Now is the time to savor your precious possessions


Post Covid, I have become more selective about what I buy. Illustrative image
Image Credit: Agency

I went to meet Amrita, a close friend of mine, after centuries. As we sat down to enjoy a cup of tea, she joked, her voice tempered by a myriad of emotions: “These aren’t just ordinary cups and saucers. Therefore, I took them out to celebrate our reunion today. This tea set gives me a lesson in life. The porcelain cups and saucers were exquisite. It dated back to her mother’s marriage and dowry, her brother had given her this set with a pair of gold earrings, with her first salary.

Pastel pink with semi-spiral and fluted patterns on the sides, as delicate as seashells. “And so many feelings flow into the soul of the tea set – Ma’s memory of her wedding day, her brother’s first earnings and filial love. I don’t think Ma ever drank it, I don’t even remember if anyone did. A sacrilege would be committed if they did. It occupied a prominent place in the cupboard even after many changes of address. Little by little the pretty pink faded, the cups cracked.

After her mother passed away, Amrita started using the set. These were two of the unused cups and the saucers still standing. That day we drank in the spirit of friendship, love and momentary happiness! The “special day” that we are waiting for, to use all these objects that we treasure, isn’t that an elusive idea?

It’s like that first snowflake of winter, on the windowsill that we hold in the palm of our hands with admiration in our eyes and before we know it, melts into a liquefied nothingness. Or that last drop of autumn dew, gently caressing the glass before it disappears. No, we have to find something special in the present today, now.

My friend, Sana’s husband had a penchant for shoes, he bought a pair that his favorite actor wore and put on, after much hesitation. Indulgence and guilt were synonymous. But after buying it, he kept the shoes in the chic package that came with it and waited for a special occasion to wear them.

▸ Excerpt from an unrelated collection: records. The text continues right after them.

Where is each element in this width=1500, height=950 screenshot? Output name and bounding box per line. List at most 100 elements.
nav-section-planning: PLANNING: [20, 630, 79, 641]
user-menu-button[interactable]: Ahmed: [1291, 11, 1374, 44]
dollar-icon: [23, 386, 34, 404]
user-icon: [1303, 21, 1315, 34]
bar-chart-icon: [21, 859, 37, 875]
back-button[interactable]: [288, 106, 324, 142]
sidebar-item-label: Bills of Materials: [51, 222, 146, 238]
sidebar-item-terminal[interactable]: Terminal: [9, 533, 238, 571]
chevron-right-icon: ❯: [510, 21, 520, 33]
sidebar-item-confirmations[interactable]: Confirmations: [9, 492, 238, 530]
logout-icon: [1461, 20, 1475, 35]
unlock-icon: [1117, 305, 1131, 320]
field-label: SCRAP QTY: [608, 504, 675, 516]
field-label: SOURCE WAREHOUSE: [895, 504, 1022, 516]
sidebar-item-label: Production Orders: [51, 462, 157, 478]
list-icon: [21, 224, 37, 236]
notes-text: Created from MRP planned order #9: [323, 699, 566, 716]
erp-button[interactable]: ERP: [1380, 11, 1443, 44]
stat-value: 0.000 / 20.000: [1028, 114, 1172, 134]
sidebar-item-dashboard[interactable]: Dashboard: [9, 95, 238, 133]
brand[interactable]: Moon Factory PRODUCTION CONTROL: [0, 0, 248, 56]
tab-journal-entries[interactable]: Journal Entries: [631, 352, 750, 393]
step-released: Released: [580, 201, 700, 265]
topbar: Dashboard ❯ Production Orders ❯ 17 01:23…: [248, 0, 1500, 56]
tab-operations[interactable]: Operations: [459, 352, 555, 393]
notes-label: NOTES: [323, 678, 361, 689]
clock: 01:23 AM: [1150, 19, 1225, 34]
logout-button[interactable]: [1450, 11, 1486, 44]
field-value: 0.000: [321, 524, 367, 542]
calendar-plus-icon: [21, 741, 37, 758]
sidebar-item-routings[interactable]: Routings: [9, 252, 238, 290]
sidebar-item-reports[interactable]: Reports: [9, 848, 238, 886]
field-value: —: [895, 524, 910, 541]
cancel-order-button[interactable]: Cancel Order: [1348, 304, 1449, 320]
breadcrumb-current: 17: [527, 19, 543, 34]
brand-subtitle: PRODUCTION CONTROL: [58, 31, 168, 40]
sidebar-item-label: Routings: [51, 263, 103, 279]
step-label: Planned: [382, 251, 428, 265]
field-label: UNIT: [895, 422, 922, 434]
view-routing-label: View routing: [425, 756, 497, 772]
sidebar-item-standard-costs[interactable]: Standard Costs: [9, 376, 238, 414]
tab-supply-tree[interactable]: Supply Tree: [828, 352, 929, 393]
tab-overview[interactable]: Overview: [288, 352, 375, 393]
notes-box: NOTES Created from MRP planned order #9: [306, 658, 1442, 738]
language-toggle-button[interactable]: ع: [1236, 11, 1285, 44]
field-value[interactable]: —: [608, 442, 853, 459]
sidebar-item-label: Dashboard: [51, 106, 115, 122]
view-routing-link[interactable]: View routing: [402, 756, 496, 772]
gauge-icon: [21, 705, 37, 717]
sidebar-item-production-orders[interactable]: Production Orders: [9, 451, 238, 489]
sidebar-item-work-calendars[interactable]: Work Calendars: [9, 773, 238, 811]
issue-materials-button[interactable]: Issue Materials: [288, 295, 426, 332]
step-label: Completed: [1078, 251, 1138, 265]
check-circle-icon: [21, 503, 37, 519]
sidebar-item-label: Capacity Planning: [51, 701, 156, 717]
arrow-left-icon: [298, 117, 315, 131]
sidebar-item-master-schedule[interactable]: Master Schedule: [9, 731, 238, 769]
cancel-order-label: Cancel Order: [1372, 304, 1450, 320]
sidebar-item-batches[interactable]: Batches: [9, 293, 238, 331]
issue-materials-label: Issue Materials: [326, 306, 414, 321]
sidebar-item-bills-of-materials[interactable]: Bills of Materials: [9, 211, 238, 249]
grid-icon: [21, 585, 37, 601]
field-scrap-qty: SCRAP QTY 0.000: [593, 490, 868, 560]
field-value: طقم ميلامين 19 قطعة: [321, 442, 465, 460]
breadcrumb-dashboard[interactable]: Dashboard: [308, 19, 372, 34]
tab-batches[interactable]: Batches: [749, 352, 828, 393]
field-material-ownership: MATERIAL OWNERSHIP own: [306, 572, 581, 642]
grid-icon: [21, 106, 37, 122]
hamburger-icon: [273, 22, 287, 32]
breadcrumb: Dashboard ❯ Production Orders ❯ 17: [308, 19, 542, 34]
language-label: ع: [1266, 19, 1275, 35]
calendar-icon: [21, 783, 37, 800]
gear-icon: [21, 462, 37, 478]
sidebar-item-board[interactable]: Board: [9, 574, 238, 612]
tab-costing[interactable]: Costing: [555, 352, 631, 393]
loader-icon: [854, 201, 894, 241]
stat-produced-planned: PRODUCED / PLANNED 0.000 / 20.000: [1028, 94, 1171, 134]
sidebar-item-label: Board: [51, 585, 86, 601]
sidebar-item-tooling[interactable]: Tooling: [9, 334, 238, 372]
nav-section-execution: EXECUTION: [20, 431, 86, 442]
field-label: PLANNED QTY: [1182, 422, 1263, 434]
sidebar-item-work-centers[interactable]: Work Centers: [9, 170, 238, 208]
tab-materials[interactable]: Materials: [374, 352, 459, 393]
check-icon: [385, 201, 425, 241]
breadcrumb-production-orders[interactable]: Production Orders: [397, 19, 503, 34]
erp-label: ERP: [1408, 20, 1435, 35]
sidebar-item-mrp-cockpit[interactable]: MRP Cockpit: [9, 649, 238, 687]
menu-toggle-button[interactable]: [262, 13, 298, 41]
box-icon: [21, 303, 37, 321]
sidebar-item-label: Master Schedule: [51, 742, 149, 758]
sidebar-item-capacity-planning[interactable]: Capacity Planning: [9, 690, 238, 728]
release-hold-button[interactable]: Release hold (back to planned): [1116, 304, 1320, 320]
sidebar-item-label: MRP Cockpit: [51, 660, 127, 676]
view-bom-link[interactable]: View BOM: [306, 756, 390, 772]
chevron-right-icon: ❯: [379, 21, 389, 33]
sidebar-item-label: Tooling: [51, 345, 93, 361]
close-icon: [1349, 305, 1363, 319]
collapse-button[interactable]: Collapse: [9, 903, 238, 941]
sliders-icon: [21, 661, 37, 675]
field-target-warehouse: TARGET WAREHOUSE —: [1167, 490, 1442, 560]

The shoes were still in their fancy packaging, however, the man who purchased them fell victim to Covid-19. Sana hugs them affectionately and a little with anger, and says sadly: “Let us savor what we love ‘today’ because no one knows what tomorrow will bring.”

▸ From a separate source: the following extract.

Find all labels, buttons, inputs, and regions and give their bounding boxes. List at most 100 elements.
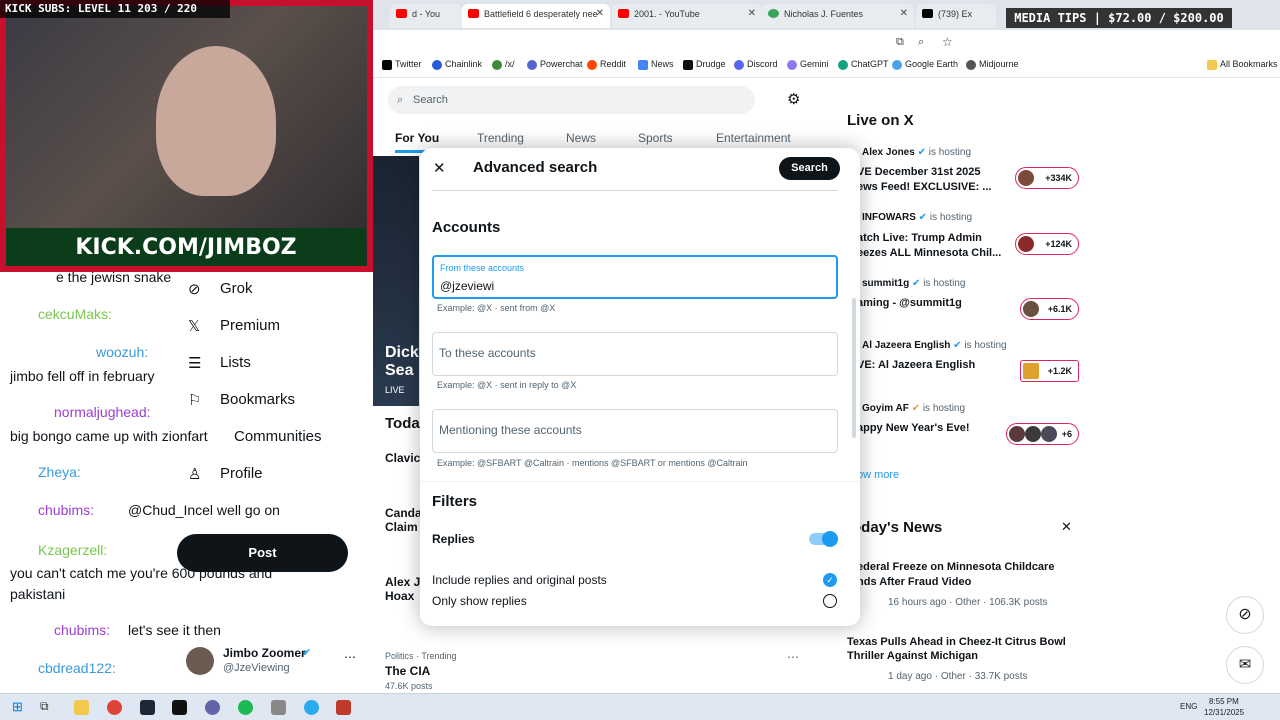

The pandemic has heightened this feeling of uncertainty. Today, rummaging through my wardrobe, I find so many new clothes waiting to catch a glimpse of the outside world. The pair of earrings that I feel need an extraordinary vibe to be done justice to stay snuggled up in a pretty velvet box, untouched, unused. Then it occurs to me that these are goods that I bought for the pleasure of my soul, so why do I need to wait for the external validation of this “extraordinary day”.

The precious collection of ink pens neatly wrapped in the cozy cocoon of a box have been removed and used. I thought I would use them someday to write a book or sign that precious book contract. Today I wrote a poem with one of them in my journal and then wrote my grocery list with another!

After Covid, the shopping sprees were kept at bay, because I became much more selective about what I buy. I began to attach a note to the gifts I buy for my friends: “Use and wear this today, for the ‘now’ is what we have for real. “

Enjoy what you admire … use it, savor it, finish it because you can’t take it with you and others might not be able to take care of it like you do, they can even do not wish it.